Optimizing subsea network
When the (new) E wells were put onstream in the model, the wellhead pressure of well D2 increased due to backpressure and it would hardly flow (see Figure 1 for location of the E and D wells). This confirmed the suspicion that if D2 is not converted to gas lift soon, it could die and the associated reserves could be lost.
The platform wells are generally produced through the first-stage production separator. It has become common practice to produce one of the wells through the test separator when not performing well tests. At most one well can be produced through the test separator. It was investigated which well would be optimally produced through the test separator. Although there were differences, these were marginal, just in excess of 353 Mcf/d (10 Mcm/d), and so this was not included in the list of opportunities.
The Draugen PtL defined unrisked gains of about 530 Mcf/d (150 Mcm/d) from one of the core PSO activities, gas lift optimization, based on optimization of the platform wells plus subsea well A55. This equates to an acceleration of just over 1% of total daily production.
The Draugen team reviewed the results of the IPSM on the PtL and had a framing session concerning the future use of the model. The conclusion was that a project to enhance and maintain the model was acceptable and was expected to give the following benefits:
• Enable consistency and better field understanding through integration of the disciplines in model construction, validation and maintenance;
• Streamline modeling effort through removal of duplication at discipline model boundaries; and
• Deliver accelerated production gains quicker and with reduced effort.

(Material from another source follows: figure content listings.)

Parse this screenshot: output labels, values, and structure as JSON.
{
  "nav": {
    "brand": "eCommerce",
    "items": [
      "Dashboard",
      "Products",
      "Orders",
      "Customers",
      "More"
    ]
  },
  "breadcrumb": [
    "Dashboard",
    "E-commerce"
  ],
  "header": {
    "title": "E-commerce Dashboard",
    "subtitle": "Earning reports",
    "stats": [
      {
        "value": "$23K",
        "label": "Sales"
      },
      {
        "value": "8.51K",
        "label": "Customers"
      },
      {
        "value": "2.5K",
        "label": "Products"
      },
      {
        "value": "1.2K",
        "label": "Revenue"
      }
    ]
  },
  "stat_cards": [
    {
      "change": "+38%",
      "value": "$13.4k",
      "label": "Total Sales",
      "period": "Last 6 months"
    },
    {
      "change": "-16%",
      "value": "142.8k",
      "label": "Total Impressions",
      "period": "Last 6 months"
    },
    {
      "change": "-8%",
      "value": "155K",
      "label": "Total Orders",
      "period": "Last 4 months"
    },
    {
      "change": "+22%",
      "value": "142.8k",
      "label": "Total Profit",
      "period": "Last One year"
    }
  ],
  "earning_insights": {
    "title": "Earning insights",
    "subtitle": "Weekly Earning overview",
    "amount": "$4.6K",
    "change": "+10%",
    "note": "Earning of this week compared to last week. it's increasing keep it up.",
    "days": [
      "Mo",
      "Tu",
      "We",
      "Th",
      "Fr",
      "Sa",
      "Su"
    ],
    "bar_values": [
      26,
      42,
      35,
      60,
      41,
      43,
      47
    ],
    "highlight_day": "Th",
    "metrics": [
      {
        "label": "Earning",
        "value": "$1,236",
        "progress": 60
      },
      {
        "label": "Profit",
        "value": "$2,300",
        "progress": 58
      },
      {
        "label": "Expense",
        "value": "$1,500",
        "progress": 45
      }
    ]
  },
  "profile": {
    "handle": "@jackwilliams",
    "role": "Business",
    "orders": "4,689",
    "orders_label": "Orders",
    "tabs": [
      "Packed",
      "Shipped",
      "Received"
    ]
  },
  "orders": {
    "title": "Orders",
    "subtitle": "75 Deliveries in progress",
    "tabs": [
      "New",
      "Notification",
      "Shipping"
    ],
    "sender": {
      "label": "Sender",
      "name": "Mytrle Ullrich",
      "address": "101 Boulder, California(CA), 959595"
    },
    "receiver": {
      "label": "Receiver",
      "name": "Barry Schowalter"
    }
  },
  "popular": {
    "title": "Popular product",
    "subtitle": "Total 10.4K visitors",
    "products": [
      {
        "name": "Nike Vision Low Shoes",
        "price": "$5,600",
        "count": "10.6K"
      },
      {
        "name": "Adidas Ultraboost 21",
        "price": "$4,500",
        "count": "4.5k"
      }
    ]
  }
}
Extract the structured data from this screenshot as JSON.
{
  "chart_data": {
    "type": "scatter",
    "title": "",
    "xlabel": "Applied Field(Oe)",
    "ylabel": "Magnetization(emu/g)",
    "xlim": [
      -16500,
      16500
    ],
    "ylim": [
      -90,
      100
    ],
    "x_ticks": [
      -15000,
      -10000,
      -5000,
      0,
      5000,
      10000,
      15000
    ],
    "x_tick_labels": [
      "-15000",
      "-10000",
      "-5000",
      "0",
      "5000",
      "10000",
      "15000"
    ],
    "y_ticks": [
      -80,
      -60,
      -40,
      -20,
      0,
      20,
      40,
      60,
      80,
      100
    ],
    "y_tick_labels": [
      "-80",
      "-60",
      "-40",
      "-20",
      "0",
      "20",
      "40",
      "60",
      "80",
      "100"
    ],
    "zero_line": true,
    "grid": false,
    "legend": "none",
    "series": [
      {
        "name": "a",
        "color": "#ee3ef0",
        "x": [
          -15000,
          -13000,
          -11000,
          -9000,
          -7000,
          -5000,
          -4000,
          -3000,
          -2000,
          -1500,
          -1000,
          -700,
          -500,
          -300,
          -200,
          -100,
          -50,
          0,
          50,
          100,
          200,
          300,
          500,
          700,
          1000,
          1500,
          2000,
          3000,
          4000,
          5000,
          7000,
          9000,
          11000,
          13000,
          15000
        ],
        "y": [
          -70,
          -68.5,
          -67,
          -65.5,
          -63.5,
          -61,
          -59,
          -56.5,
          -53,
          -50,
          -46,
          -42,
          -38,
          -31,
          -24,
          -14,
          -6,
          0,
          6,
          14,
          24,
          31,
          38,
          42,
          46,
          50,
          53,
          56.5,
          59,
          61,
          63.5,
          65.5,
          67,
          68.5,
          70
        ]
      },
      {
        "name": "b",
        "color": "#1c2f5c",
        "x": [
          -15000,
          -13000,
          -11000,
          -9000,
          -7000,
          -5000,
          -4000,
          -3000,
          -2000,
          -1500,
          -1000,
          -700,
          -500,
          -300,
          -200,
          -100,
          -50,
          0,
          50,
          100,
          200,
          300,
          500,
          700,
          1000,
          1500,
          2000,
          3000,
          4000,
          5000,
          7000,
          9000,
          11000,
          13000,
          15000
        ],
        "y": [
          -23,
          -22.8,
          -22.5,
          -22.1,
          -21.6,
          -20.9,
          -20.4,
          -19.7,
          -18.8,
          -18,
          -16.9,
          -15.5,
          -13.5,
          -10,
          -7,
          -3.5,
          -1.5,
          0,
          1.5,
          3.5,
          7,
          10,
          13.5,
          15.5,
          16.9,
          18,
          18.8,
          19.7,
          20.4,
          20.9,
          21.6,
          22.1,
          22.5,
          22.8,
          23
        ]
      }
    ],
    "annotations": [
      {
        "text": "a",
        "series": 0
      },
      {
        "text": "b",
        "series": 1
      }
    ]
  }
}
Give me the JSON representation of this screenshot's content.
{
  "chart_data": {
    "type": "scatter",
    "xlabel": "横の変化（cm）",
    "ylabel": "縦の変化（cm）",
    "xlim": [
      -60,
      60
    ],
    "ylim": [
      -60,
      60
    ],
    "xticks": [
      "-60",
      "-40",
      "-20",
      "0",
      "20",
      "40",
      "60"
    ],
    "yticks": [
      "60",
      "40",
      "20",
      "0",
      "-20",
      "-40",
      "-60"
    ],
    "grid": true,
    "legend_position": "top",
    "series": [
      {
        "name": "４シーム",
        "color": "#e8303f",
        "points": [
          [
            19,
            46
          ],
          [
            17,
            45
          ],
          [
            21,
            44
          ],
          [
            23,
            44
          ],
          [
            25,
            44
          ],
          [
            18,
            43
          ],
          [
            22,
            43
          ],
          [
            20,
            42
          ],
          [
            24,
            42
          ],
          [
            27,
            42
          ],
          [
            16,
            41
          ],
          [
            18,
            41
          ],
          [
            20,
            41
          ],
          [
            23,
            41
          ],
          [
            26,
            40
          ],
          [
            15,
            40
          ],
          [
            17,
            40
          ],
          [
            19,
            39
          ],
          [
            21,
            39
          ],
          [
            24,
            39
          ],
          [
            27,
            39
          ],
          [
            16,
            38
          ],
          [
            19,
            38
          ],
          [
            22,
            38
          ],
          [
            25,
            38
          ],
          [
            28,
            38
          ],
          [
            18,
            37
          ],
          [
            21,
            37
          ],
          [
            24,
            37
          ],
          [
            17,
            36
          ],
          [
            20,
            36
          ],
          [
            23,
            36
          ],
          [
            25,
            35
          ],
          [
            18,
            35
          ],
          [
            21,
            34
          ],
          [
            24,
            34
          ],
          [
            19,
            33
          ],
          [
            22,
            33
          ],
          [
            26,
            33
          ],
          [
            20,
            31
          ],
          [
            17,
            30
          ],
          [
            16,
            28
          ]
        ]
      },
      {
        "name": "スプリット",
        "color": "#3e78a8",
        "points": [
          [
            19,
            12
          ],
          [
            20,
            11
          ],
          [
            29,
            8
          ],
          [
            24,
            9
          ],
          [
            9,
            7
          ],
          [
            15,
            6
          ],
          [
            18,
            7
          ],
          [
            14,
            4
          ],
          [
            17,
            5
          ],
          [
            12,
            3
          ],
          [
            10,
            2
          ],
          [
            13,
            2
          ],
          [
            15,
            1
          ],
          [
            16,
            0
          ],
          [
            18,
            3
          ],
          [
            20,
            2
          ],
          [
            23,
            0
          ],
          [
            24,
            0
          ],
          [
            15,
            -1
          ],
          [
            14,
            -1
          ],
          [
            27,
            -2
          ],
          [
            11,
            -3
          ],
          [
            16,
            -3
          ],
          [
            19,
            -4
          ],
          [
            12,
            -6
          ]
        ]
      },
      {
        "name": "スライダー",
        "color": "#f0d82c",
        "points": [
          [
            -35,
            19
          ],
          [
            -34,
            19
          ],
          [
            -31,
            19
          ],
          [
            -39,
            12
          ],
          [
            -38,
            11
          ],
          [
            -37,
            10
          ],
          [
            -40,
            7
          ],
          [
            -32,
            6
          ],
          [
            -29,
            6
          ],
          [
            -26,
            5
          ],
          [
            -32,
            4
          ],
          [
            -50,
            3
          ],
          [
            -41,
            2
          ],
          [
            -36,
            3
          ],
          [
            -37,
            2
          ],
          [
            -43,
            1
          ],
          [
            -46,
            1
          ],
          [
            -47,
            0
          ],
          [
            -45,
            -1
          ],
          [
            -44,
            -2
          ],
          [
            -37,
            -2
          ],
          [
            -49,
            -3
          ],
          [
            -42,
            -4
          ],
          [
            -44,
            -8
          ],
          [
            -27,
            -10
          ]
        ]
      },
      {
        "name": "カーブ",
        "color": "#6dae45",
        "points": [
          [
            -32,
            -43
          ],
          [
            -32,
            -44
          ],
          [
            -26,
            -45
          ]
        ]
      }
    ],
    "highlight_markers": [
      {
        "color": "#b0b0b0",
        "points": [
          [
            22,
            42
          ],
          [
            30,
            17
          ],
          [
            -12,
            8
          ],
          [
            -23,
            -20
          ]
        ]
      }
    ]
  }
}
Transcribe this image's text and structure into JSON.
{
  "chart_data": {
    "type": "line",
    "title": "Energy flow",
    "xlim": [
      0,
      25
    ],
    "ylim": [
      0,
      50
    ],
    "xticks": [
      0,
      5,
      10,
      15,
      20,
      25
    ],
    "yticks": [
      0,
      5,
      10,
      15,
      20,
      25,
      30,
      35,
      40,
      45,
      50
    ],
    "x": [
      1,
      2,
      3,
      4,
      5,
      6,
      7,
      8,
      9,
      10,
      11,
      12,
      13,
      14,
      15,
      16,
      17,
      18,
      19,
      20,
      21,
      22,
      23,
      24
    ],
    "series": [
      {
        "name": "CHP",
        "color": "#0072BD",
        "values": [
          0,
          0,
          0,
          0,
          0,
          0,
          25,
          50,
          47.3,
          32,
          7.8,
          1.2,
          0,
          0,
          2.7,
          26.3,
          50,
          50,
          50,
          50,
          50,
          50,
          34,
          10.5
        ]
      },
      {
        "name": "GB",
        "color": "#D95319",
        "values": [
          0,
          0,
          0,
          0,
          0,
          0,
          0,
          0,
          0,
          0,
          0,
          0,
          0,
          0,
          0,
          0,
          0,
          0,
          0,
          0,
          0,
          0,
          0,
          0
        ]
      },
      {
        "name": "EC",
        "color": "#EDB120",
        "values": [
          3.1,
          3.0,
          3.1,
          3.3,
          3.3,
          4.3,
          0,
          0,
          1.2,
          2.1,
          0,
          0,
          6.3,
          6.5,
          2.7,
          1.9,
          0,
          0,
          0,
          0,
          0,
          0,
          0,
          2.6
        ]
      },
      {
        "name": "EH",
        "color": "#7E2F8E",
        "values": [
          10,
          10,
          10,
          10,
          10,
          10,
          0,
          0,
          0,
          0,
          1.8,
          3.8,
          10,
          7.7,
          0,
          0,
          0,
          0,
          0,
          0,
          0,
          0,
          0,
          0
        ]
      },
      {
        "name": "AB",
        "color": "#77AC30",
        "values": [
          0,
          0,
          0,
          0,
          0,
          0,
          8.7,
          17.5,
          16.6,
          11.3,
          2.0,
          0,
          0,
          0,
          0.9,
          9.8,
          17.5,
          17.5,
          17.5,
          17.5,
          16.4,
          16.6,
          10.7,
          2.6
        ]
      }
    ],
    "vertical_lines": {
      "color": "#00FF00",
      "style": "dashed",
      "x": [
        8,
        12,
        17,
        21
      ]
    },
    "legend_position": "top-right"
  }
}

Some lessons that can be applied elsewhere:
• IPSM allows full integration of decision-making between the disciplines and rapid estimation of opportunities;
• The use of an IPSM forces one to use a consistent PVT data set across the system: in the tanks, the well models and (where applicable) the process models;
• The tank models may need to be divided into more tanks to account for the differences in PVT in the reservoirs. They can be calibrated using individual well production data. This also allows a transparent way of dividing injection water among the different tanks in the system during the calibration;
• Gas lift distribution optimization will include both the benefits of gas lift to the wells and also the effect of natural gas production against a total lift gas compression limitation;
• Although reservoir simulator output can be helpful, history-match material balance models with actual production data first (since this helps in fundamental understanding of the reservoir and speeds up the simulation);
• A good understanding of relative permeability effects is important to basic predictions and to the estimation of inflow impairment;
• Comparing pressure drops in flow lines with the model predictions can help identify possible constrictions;
• Go through the model with the production operators and get input from them. This will provide a reality check for the model, identify areas for improvement and also provide them insight into the interaction of different elements under different conditions; and
• The topsides model should accurately predict how the system elements interact and where the system is truly constrained. Consider integrating a detailed process model of the topsides to improve these predictions.